Les organisations rurales et les « rondes » paysannes, les Rondas Campesinas, revendiquent un soutien accru pour l’agriculture. Durant le confinement, elles ont continué à se rassembler, comme au début du mois de mai à Santiago de Chuco dans la région de La Libertad, pour protester contre le soutien unilatéral à l’activité minière et la marginalisation systématique de l’agriculture qui en découle. Elles ont également appelé les autorités locales à décentraliser la commercialisation des produits alimentaires et ont demandé la mise en place de contrôles des entreprises minières pour prévenir une nouvelle contamination au coronavirus des communautés vivant à proximité des mines.
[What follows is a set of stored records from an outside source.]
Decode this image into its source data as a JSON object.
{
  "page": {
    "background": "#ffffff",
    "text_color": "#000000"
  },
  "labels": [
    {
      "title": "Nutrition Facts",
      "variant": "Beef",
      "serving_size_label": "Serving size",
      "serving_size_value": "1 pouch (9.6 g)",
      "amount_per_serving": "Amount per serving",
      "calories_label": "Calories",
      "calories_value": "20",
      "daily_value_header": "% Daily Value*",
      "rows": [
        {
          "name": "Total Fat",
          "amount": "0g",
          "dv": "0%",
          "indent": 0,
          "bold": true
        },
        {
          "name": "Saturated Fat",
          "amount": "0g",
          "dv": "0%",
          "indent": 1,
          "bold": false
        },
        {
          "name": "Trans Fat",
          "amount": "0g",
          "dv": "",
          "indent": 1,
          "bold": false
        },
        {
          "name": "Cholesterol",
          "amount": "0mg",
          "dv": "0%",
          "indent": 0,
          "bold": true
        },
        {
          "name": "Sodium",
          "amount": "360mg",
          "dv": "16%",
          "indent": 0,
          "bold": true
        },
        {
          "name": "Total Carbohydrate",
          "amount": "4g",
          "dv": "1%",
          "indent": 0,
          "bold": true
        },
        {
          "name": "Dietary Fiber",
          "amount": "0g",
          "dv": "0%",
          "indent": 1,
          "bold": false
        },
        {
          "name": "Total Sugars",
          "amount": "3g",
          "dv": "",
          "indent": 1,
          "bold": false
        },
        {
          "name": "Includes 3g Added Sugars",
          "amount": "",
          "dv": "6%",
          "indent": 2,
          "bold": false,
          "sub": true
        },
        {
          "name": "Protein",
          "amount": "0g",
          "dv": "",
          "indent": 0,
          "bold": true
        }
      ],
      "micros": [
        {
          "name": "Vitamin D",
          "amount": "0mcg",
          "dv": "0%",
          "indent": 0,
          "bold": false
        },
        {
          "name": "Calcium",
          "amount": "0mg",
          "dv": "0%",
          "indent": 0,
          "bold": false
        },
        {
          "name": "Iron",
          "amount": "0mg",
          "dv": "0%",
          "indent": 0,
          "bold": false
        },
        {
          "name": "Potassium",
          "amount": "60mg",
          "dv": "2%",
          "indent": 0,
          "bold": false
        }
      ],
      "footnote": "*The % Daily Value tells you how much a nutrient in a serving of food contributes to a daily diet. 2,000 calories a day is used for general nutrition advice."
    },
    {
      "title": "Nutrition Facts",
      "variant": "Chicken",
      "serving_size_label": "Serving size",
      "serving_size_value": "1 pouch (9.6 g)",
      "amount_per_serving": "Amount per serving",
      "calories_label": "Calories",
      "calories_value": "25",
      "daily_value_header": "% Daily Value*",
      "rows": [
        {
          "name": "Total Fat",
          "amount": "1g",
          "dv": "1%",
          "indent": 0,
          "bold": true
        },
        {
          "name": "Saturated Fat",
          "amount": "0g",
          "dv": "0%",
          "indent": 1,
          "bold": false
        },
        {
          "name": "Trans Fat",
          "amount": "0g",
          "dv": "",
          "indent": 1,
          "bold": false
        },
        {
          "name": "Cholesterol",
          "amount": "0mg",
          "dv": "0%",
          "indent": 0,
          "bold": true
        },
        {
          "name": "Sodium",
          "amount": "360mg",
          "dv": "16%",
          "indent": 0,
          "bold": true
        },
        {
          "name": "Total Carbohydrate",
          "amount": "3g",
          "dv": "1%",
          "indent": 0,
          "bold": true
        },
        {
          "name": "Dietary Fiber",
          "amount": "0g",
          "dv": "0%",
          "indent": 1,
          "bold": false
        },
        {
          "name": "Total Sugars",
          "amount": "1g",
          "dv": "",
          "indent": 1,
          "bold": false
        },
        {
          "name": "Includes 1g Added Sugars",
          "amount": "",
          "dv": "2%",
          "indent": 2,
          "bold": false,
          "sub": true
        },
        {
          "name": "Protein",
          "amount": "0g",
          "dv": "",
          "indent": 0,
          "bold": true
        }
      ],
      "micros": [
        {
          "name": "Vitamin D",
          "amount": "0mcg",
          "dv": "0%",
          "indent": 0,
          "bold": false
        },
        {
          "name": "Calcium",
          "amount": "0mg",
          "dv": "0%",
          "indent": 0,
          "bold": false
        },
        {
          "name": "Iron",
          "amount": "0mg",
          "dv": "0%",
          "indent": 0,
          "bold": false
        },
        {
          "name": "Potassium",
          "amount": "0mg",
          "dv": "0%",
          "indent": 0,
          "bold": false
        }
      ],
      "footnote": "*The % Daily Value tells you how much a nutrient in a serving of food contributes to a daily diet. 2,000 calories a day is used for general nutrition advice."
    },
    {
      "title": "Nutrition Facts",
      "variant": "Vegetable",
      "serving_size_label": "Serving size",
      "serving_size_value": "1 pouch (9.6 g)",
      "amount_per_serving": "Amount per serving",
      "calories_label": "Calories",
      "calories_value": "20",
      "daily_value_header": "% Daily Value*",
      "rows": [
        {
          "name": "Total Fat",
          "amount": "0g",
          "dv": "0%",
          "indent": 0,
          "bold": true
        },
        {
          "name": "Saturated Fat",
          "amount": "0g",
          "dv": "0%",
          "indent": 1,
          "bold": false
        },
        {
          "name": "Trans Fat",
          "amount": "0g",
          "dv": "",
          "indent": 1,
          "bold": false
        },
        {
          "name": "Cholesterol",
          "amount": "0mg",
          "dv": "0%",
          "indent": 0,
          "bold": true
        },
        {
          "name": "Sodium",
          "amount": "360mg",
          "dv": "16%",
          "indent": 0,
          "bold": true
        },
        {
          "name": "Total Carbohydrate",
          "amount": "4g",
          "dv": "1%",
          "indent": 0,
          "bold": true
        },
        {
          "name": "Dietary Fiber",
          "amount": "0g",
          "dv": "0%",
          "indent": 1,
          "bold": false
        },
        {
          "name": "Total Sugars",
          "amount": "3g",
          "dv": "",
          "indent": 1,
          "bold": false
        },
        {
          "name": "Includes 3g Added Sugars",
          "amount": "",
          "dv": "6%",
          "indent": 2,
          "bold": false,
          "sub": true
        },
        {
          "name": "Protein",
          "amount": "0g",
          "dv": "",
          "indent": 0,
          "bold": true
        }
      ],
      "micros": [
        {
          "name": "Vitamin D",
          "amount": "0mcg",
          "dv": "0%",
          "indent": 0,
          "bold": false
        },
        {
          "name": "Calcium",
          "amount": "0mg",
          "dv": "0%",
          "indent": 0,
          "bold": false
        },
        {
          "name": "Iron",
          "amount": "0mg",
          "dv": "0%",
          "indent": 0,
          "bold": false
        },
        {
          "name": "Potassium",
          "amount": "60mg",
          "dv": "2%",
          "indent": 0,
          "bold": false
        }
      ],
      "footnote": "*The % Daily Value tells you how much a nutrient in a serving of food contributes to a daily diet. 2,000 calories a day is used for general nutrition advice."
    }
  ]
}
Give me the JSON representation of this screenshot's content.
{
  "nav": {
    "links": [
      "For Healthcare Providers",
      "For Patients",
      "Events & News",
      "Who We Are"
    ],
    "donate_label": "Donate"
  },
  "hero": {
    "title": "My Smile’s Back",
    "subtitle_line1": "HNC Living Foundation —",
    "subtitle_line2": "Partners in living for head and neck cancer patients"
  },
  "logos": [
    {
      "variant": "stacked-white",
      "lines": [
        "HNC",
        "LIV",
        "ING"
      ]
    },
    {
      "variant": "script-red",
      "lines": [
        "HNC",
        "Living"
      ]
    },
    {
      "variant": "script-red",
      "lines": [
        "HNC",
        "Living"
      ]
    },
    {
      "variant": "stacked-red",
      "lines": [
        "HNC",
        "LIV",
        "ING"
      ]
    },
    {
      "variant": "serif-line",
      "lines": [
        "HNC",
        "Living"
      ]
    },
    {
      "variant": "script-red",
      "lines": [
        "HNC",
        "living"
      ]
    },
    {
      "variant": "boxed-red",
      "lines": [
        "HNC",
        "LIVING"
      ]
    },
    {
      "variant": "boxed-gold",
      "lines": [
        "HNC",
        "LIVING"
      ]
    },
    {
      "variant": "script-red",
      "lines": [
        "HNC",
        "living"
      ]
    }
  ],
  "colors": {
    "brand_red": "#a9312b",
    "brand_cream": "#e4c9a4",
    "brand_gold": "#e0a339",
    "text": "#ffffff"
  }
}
Résultat : sous la pression des syndicats agricoles, de communautés paysannes et d’organisations de la société civile, le Congrès de la République a adopté certaines revendications. Ainsi, la relance économique ne se basera pas exclusivement sur les activités extractives comme l’exploitation minière, mais devra également prendre en compte l’agriculture. Red Muqui suivra très attentivement l’évolution de cette situation.